Dependencies¶
To run the potential fitting code, you must first download LAMMPS and install at a minimum the LAMMPS python package. Installing LAMMPS itself is a relatively easy task. You just download the relevant source files, go to the src directory, and run make. Simple.
Compiling LAMMPS¶
Download the version of LAMMPS you want, making sure it is a release from March 23rd 2018. Before this date some of the libraries weren’t properly supported. You can either git clone the latest stable version using:
git clone -b stable https://github.com/lammps/lammps.git [path to build location]/lammps
(Or use wget or download the zip and move it to where you want to build LAMMPS.)
Once you have your LAMMPS folder, cd into the src directory (lammps/src/). Before building LAMMPS and creating the shared library, you may want to include some of the LAMMPS packages. This is fairly simple to do and you will probably want to have some of these packages. To see a list of the available packages use make package-status. This will also tell you if they are active or not. To activate any of these packages you can use make yes-<package_name> or to deactivate use make no-<package_name>. If you want to install a bunch of packages in one go you can use the following:
export LAMMPS_PACKAGES="asphere body class2 colloid compress coreshell dipole granular kspace manybody mc misc molecule opt peri qeq replica rigid shock snap srd user-reaxc"

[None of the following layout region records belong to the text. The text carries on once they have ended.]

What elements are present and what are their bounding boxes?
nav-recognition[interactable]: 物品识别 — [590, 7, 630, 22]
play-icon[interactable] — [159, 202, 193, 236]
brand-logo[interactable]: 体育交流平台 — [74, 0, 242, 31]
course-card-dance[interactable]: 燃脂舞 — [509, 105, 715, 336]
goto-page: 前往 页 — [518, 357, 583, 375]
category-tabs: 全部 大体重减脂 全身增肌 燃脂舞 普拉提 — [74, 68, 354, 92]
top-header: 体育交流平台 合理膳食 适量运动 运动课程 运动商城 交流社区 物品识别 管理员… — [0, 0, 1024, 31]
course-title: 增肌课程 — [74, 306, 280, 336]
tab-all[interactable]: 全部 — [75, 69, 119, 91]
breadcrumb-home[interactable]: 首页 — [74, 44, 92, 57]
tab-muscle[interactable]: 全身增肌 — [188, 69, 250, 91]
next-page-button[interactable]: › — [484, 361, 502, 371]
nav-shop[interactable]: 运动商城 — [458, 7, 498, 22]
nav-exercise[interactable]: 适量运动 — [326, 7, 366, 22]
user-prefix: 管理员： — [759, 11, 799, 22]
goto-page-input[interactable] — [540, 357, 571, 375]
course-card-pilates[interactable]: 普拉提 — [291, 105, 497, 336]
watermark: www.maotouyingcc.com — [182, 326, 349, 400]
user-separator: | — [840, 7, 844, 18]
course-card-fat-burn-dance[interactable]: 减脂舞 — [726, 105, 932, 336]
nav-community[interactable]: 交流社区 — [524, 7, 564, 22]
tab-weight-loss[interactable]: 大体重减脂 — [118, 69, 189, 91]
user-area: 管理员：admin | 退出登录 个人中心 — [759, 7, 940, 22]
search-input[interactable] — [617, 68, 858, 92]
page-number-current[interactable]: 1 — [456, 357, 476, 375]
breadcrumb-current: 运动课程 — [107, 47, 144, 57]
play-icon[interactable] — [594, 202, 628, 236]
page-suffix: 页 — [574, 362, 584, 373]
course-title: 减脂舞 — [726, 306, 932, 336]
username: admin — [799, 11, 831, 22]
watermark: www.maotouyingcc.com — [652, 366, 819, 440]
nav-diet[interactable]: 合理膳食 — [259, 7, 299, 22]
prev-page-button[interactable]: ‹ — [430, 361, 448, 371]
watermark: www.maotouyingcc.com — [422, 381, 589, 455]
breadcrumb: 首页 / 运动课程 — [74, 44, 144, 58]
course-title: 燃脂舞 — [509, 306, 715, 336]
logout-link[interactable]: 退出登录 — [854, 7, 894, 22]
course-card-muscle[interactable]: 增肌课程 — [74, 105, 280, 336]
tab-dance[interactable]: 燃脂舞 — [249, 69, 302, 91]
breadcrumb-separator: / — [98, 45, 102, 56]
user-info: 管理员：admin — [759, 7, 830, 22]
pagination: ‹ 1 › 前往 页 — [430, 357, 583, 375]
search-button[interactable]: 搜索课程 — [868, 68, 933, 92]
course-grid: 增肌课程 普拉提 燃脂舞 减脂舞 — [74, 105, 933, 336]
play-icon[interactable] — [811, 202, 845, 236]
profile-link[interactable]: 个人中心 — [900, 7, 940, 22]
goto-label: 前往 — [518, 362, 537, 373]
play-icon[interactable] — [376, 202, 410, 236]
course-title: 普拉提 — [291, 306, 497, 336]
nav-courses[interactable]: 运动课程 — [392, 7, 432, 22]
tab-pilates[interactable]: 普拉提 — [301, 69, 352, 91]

for pack in $LAMMPS_PACKAGES; do make "yes-$pack"; done
These are the packages installed during development and testing of this code, though you should note that some packages are not compatible with others and can cause conflicts. So just be careful.
Right, now you are ready to install LAMMPS!
This is done using a make command. Here you can also chose which mode to use, to run as serial or mpi, and which flags to use. There are suggested flags to use to get everything working smoothly. The make command I would suggest using is:
make mode=shlib mpi -j4 LMP_INC="-DLAMMPS_EXCEPTIONS -DLAMMPS_GZIP -DLAMMPS_MEMALIGN=64 -DBUILD_SHARED_LIBS=on"
If you only want to install the python interface package, you can do this using:
make install-python
Boom! Now you are compiling LAMMPS. Make a cup of tea (or coffee if you prefer) while it runs. This could take about 5 minutes, or longer if you have more packages.
When LAMMPS has finished compiling you will need to make sure your libraries have installed in the correct place and that the paths to these locations are connected through a shared linker (e.g. like /usr/lib64/) or part of the LD_LIBRARY_PATH environment variable, otherwise you will get an error when creating a LAMMPS object through the python module. You can check this using echo $LD_LIBRARY_PATH. This should give the file path to where the .so file is saved. If this is not linked, you can set this using (with your file path):
# Unix/Linux
export LD_LIBRARY_PATH=$HOME/.local/lib:$LD_LIBRARY_PATH
# MacOS
export DYLD_LIBRARY_PATH=$HOME/.local/lib:$DYLD_LIBRARY_PATH
or
export LD_LIBRARY_PATH=/home/[user]/.local/lib/ (depending on path)
Further details on the different types of LAMMPS installs and for debugging issue, see the LAMMPS installation documentation.
NOTE: This may not stay permanent on workstations or hpcs. To save having to redo this command each time you login add it to your .bash_profile.